Honoré no se adjudica la paternidad del slow life y reconoce que fue el italiano Carlo Petrini quien en 1989 fundó la corriente slow food (comer lento) que se expandió al mundo anglosajón bajo un concepto básico: “mejor calidad que cantidad”. Allí ganó adeptos, al punto que hoy existen la “moda slow”, la “arquitectura slow”, el “marketing slow”, y hasta el “sexo slow”.
Para Honoré, capaz de hacer un paréntesis y pensar, la cultura slow debe romper el tabú que pesa sobre la lentitud y comprender los beneficios de una vida más pausada, más en ritmo de vals que de hip hop, porque desacelerar implica la satisfacción de contemplar la belleza que nos rodea y somos incapaces de ver si nuestro paso es veloz. Ahora bien: aceptamos que una persona puede modificar su temperamento y tomar conciencia de los beneficios de apegarse a un estilo de vida más lento; pero ¿puede ello producirse colectivamente? ¿Existe acaso un mecanismo que opere, desde lo individual, un contagio hacia lo colectivo? Para Honoré es cuestión de voluntad y de tiempo y tal parece que su filosofía se ha extendido en Europa como una mancha gratificante. Al respecto, vale citar una nota aparecida en el semanario británico Business Week donde consigna que los operarios franceses que trabajan menos de 35 horas semanales son más productivos que sus colegas británicos y norteamericanos; y los alemanes, que en muchas empresas ya implementaron la semana de 29 horas de trabajo, aumentaron su producción en un 20%. La mencionada publicación abunda en otros detalles: afirma que alumbró la slow attitude (algo así como el apego a la lentitud) y da por sentado el nacimiento de la slow Europe (Europa lenta o sosegada) como una tendencia que no reconoce fronteras y no dará marcha atrás.

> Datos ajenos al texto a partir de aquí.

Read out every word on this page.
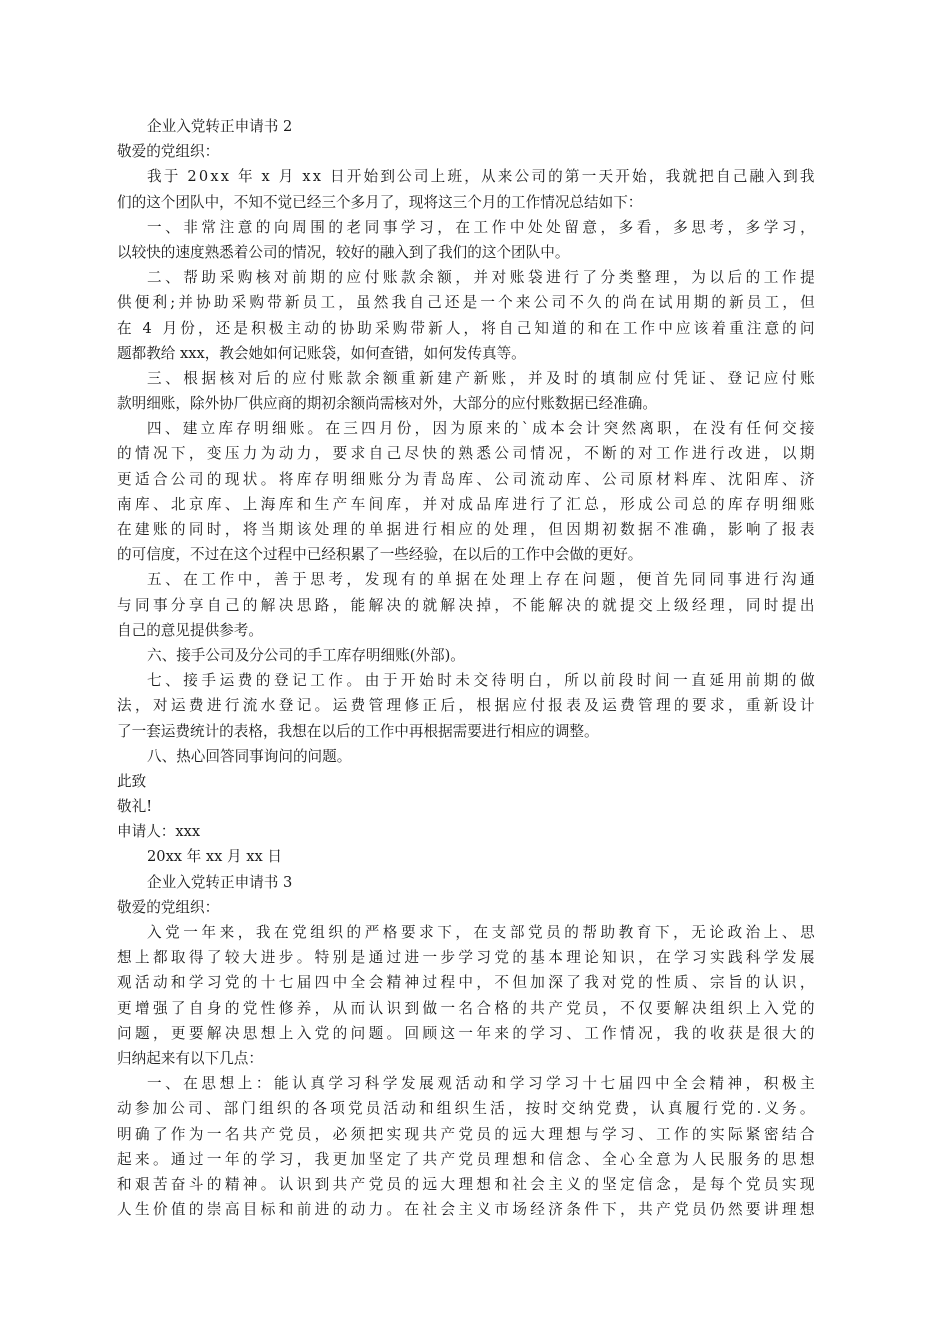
企业入党转正申请书 2
敬爱的党组织：
我 于
2 0 x x
年
x
月
x x
日 开 始 到 公 司 上 班 ， 从 来 公 司 的 第 一 天 开 始 ， 我 就 把 自 己 融 入 到 我
们的这个团队中，不知不觉已经三个多月了，现将这三个月的工作情况总结如下：
一 、 非 常 注 意 的 向 周 围 的 老 同 事 学 习 ， 在 工 作 中 处 处 留 意 ， 多 看 ， 多 思 考 ， 多 学 习 ，
以较快的速度熟悉着公司的情况，较好的融入到了我们的这个团队中。
二 、 帮 助 采 购 核 对 前 期 的 应 付 账 款 余 额 ， 并 对 账 袋 进 行 了 分 类 整 理 ， 为 以 后 的 工 作 提
供 便 利 ; 并 协 助 采 购 带 新 员 工 ， 虽 然 我 自 己 还 是 一 个 来 公 司 不 久 的 尚 在 试 用 期 的 新 员 工 ， 但
在
4
月 份 ， 还 是 积 极 主 动 的 协 助 采 购 带 新 人 ， 将 自 己 知 道 的 和 在 工 作 中 应 该 着 重 注 意 的 问
题都教给 xxx，教会她如何记账袋，如何查错，如何发传真等。
三 、 根 据 核 对 后 的 应 付 账 款 余 额 重 新 建 产 新 账 ， 并 及 时 的 填 制 应 付 凭 证 、 登 记 应 付 账
款明细账，除外协厂供应商的期初余额尚需核对外，大部分的应付账数据已经准确。
四 、 建 立 库 存 明 细 账 。 在 三 四 月 份 ， 因 为 原 来 的 ` 成 本 会 计 突 然 离 职 ， 在 没 有 任 何 交 接
的 情 况 下 ， 变 压 力 为 动 力 ， 要 求 自 己 尽 快 的 熟 悉 公 司 情 况 ， 不 断 的 对 工 作 进 行 改 进 ， 以 期
更 适 合 公 司 的 现 状 。 将 库 存 明 细 账 分 为 青 岛 库 、 公 司 流 动 库 、 公 司 原 材 料 库 、 沈 阳 库 、 济
南 库 、 北 京 库 、 上 海 库 和 生 产 车 间 库 ， 并 对 成 品 库 进 行 了 汇 总 ， 形 成 公 司 总 的 库 存 明 细 账
在 建 账 的 同 时 ， 将 当 期 该 处 理 的 单 据 进 行 相 应 的 处 理 ， 但 因 期 初 数 据 不 准 确 ， 影 响 了 报 表
的可信度，不过在这个过程中已经积累了一些经验，在以后的工作中会做的更好。
五 、 在 工 作 中 ， 善 于 思 考 ， 发 现 有 的 单 据 在 处 理 上 存 在 问 题 ， 便 首 先 同 同 事 进 行 沟 通
与 同 事 分 享 自 己 的 解 决 思 路 ， 能 解 决 的 就 解 决 掉 ， 不 能 解 决 的 就 提 交 上 级 经 理 ， 同 时 提 出
自己的意见提供参考。
六、接手公司及分公司的手工库存明细账(外部)。
七 、 接 手 运 费 的 登 记 工 作 。 由 于 开 始 时 未 交 待 明 白 ， 所 以 前 段 时 间 一 直 延 用 前 期 的 做
法 ， 对 运 费 进 行 流 水 登 记 。 运 费 管 理 修 正 后 ， 根 据 应 付 报 表 及 运 费 管 理 的 要 求 ， 重 新 设 计
了一套运费统计的表格，我想在以后的工作中再根据需要进行相应的调整。
八、热心回答同事询问的问题。
此致
敬礼!
申请人：xxx
20xx 年 xx 月 xx 日
企业入党转正申请书 3
敬爱的党组织：
入 党 一 年 来 ， 我 在 党 组 织 的 严 格 要 求 下 ， 在 支 部 党 员 的 帮 助 教 育 下 ， 无 论 政 治 上 、 思
想 上 都 取 得 了 较 大 进 步 。 特 别 是 通 过 进 一 步 学 习 党 的 基 本 理 论 知 识 ， 在 学 习 实 践 科 学 发 展
观 活 动 和 学 习 党 的 十 七 届 四 中 全 会 精 神 过 程 中 ， 不 但 加 深 了 我 对 党 的 性 质 、 宗 旨 的 认 识 ，
更 增 强 了 自 身 的 党 性 修 养 ， 从 而 认 识 到 做 一 名 合 格 的 共 产 党 员 ， 不 仅 要 解 决 组 织 上 入 党 的
问 题 ， 更 要 解 决 思 想 上 入 党 的 问 题 。 回 顾 这 一 年 来 的 学 习 、 工 作 情 况 ， 我 的 收 获 是 很 大 的
归纳起来有以下几点：
一 、 在 思 想 上 ： 能 认 真 学 习 科 学 发 展 观 活 动 和 学 习 学 习 十 七 届 四 中 全 会 精 神 ， 积 极 主
动 参 加 公 司 、 部 门 组 织 的 各 项 党 员 活 动 和 组 织 生 活 ， 按 时 交 纳 党 费 ， 认 真 履 行 党 的 . 义 务 。
明 确 了 作 为 一 名 共 产 党 员 ， 必 须 把 实 现 共 产 党 员 的 远 大 理 想 与 学 习 、 工 作 的 实 际 紧 密 结 合
起 来 。 通 过 一 年 的 学 习 ， 我 更 加 坚 定 了 共 产 党 员 理 想 和 信 念 、 全 心 全 意 为 人 民 服 务 的 思 想
和 艰 苦 奋 斗 的 精 神 。 认 识 到 共 产 党 员 的 远 大 理 想 和 社 会 主 义 的 坚 定 信 念 ， 是 每 个 党 员 实 现
人 生 价 值 的 崇 高 目 标 和 前 进 的 动 力 。 在 社 会 主 义 市 场 经 济 条 件 下 ， 共 产 党 员 仍 然 要 讲 理 想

Como ejemplo de que es posible saltar de los individual a lo colectivo, el semanario británico refiere el caso de la automotriz sueca Volvo que, además de fabricar sus reconocidos y confortables automóviles, produce los motores propulsores para los cohetes espaciales de la Nasa. En Volvo, informa, se toman por lo menos dos años para el desarrollo de cualquier proyecto, aunque la idea sea brillante y simple. Es una regla que va a contrapelo de la consigna norteamericana ¡Do it now! (¡Hágalo ya!) y que, a juzgar por los resultados, le ha dado óptimos dividendos. ¿Cuál es el secreto?: crear un ambiente de trabajo más amigable, placentero y productivo, sin vicios coercitivos, donde la persona pueda realizar con placer lo que mejor sabe hacer.

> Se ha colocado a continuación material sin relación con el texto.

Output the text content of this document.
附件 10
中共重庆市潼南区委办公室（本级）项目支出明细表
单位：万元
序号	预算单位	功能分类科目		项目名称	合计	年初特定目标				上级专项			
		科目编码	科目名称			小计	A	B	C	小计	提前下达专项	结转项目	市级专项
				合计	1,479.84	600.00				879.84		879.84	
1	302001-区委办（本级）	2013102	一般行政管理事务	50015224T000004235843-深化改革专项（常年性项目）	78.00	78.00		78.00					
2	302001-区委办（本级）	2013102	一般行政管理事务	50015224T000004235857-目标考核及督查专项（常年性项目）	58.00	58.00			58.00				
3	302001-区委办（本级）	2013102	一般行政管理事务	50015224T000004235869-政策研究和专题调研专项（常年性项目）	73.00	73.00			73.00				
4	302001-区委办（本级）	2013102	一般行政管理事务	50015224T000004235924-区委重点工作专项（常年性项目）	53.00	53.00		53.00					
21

Un recuerdo como conclusión
Dicen, con razón, que la vida ofrece instantes únicos que, por apuro, no sabemos aprovechar. Comparto con el lector una lección que viene a mi memoria de cinéfilo impenitente: en el delicado filme “Perfume de mujer” (versión norteamericana) el protagonista (Al Pacino), ciego pero de muy buen pasar, invita a bailar a una muchacha y ella responde: “No puedo, mi novio va a llegar en pocos minutos”, a lo que Pacino replica: “Pero es que en un momento se vive una vida”. Y bailan el tango “Por una cabeza”, en una escena de apenas dos minutos, quizá la mejor de la película.